Italian Casserole with Cannellini Beans
SERVES: 4 • TOTAL TIME: 2 HOURS 20 MINUTES
Ingredients:
1 kg beef brisket, 3cm diced
3 tbsp oil2 brown onions, chopped
5 cloves garlic, crushed
2 tbsp flour
1 cup red wine
750g fresh ripe tomatoes, diced
2 bay leaves
1½ cup fresh oregano
500g Swiss mushrooms, sliced
1½ cup parsley, chopped
800g tinned cannellini beans
To Serve:
Steamed green beans
Crusty bread
Shaved parmesan
Directions:
Preheat oven to 160°C.
Heat 1½ tbsp oil in a heavy based pan, and brown beef evenly in 2-3 batches. Remove and place in a casserole dish.

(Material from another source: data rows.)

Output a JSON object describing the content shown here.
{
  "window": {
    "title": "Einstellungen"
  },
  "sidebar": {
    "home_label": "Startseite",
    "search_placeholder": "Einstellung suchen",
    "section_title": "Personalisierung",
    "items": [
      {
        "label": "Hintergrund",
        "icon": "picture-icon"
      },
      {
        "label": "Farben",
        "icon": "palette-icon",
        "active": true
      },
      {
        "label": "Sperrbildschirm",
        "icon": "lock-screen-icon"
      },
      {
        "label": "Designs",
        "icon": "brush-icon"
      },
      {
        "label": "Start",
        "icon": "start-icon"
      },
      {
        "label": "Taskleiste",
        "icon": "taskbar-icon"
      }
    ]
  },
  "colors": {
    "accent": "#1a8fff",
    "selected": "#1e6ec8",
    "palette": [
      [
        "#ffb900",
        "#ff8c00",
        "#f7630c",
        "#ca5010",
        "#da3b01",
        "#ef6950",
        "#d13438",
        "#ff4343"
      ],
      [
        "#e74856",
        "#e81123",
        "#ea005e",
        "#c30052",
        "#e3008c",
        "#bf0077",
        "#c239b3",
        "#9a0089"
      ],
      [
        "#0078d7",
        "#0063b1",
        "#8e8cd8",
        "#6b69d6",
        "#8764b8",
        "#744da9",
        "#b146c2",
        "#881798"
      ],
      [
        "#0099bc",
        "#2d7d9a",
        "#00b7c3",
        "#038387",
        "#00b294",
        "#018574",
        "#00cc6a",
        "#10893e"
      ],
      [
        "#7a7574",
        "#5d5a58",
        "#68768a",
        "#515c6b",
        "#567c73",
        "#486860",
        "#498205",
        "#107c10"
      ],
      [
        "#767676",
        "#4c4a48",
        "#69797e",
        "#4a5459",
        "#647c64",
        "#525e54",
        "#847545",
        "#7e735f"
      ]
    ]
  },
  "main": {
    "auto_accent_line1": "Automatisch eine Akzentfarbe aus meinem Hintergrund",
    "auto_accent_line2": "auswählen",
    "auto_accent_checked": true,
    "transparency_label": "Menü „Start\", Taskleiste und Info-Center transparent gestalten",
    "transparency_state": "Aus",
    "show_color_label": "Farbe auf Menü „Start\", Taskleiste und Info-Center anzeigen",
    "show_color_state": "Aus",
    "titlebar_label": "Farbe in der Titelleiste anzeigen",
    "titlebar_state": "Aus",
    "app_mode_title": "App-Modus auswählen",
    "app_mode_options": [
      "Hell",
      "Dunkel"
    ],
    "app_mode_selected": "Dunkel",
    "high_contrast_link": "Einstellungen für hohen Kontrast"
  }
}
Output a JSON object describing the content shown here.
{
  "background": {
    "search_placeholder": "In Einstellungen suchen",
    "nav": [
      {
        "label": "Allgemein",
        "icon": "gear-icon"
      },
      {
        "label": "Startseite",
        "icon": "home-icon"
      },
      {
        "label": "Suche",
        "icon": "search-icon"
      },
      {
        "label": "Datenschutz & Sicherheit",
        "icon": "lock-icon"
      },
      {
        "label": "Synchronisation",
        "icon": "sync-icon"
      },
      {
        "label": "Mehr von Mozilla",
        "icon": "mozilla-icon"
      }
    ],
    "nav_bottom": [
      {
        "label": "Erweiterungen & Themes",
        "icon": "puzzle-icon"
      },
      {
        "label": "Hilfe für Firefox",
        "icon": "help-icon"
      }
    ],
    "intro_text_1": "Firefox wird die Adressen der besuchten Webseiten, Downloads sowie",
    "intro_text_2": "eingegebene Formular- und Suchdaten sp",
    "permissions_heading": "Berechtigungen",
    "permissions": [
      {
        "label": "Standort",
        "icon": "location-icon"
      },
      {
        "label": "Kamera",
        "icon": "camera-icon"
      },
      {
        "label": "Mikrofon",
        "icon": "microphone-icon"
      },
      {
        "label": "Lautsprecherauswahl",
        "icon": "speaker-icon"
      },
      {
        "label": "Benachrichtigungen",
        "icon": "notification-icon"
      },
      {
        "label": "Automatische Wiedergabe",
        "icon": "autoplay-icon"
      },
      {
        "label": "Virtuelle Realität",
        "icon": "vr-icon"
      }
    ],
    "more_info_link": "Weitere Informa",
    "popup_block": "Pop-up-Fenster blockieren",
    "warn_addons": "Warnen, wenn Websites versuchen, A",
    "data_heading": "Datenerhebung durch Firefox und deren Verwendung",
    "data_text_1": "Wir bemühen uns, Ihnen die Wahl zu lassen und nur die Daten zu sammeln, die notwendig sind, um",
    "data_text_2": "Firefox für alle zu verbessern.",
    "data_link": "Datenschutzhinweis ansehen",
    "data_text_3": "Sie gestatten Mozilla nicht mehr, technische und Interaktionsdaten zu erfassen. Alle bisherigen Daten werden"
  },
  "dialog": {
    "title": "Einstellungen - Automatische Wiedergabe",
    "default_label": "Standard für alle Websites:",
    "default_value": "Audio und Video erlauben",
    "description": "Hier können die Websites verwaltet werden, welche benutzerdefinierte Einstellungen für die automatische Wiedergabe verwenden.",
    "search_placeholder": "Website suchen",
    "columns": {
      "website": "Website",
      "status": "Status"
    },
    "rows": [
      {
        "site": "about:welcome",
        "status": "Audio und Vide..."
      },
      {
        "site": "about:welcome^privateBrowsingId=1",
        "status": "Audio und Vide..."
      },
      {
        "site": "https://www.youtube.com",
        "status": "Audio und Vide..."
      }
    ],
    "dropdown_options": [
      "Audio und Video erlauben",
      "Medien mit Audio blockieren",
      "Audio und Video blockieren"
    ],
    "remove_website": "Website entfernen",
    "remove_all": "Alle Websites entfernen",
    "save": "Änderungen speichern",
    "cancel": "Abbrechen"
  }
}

Reduce heat to medium-low and add the remaining oil.
Sauté onion and garlic. Slowly add the flour and stir for 1 min.
Add red wine and simmer until reduced by ½.
Add tomatoes, bay leaves and oregano.
Stir until combined and add to the casserole.
Place in oven and cook for 2 hrs or until meat is tender.
In the last 30 mins add mushrooms, parsley and beans. Adjust seasoning to taste.
Serve topped with shaved parmesan cheese, crusty bear and green beans.